С.Л.Франк, "Крушение кумиров".
Невидимая гармония лучше видимой.
Гераклит.
1.
Глубокая антиномичность, заложенная в мировую историю, определяет собою и жизнь отдельного человека, и развитие человеческого общества. Она должна быть всесторонне освещена при осознании смысла и сущности прогресса.
Минувший век много потрудился для возведения идеи прогресса в обязательный догмат. Прогресс был и казался столь ослепительным фактом, что его стали больше воспевать, чем осознавать и осмысливать. До сих пор чисто эмоциональное, восторженное, чуть ли не идолопоклонническое отношение к прогрессу -- удел широко распространенной культурно-просветительной идеологии.2) Прогресс утверждается как нечто во всех отношениях непререкаемое, и служение ему вменяется в безусловный долг. Его содержание предполагается заранее установленным, как бы самоочевидным. И каждое историческое явление подвергается оценке в соответствии с этим накрепко запавшим в душу критерием. "Безнравственно, несправедливо, вредно, неразумно" все, что мешает прогрессу.

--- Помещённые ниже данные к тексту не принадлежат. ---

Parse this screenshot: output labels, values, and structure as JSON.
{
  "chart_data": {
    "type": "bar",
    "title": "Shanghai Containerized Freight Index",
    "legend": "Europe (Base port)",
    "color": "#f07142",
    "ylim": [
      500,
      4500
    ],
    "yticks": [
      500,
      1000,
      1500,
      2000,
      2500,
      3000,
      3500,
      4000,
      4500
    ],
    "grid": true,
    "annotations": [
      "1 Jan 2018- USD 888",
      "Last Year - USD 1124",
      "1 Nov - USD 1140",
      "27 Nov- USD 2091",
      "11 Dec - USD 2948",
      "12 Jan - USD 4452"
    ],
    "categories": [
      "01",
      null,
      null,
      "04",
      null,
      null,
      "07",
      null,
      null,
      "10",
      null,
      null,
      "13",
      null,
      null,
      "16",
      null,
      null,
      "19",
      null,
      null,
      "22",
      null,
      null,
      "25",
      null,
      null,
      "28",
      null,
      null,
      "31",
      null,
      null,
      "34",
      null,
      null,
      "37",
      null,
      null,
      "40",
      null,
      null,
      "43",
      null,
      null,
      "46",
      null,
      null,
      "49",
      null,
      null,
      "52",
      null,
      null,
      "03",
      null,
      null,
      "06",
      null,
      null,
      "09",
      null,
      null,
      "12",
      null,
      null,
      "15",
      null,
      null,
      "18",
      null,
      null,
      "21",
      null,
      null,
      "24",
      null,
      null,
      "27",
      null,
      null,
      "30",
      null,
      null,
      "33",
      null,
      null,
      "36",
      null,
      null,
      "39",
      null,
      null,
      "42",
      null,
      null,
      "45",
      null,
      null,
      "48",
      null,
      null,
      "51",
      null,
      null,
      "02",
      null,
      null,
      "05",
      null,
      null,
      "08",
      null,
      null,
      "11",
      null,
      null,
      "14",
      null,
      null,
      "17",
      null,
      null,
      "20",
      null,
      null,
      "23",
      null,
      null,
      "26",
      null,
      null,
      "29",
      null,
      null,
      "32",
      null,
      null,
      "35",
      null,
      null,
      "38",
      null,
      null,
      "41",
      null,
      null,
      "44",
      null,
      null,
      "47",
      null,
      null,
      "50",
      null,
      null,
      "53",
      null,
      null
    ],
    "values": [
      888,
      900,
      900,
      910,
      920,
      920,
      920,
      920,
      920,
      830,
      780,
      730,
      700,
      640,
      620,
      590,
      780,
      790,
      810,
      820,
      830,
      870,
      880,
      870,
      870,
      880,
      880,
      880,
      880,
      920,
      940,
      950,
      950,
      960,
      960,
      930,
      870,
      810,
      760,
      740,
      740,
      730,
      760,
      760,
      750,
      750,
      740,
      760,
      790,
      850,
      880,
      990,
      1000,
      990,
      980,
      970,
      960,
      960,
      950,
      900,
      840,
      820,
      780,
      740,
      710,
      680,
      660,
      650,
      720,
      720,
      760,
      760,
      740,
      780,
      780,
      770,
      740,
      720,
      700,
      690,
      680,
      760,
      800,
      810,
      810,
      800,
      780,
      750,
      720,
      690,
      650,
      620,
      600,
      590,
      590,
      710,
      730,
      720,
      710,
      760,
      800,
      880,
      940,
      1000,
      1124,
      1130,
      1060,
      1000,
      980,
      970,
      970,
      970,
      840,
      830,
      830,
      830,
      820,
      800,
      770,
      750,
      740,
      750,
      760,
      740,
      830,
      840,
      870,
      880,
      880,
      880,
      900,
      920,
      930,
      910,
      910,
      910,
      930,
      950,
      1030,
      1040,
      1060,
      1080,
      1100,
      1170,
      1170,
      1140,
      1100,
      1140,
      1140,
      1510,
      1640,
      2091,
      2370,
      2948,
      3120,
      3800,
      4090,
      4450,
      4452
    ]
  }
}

Наши отцы и деды, воспитанные на бессмертных принципах 89 года и горевшие пафосом служения общественного, трогательно верили в незыблемость начал исторического преуспеяния. В этой вере было немало привлекательного и социально плодотворного. Она ковала чистые души и твердые характеры. Нельзя забыть благородный образ Белинского: больной, умирающий, он приходил ежедневно взглянуть на первый строившийся тогда в России вокзал. Этот вокзал был для него великим символом, своего рода моральной иконой, -- верным документом торжествующего прогресса. Вспоминается и другой образ, -- из эпохи французской революции: несчастный Кондорсэ, в неверном убежище, гонимый, обреченный, между гильотиной и самоубийством слагающий гимны всепобедному и безграничному прогрессу...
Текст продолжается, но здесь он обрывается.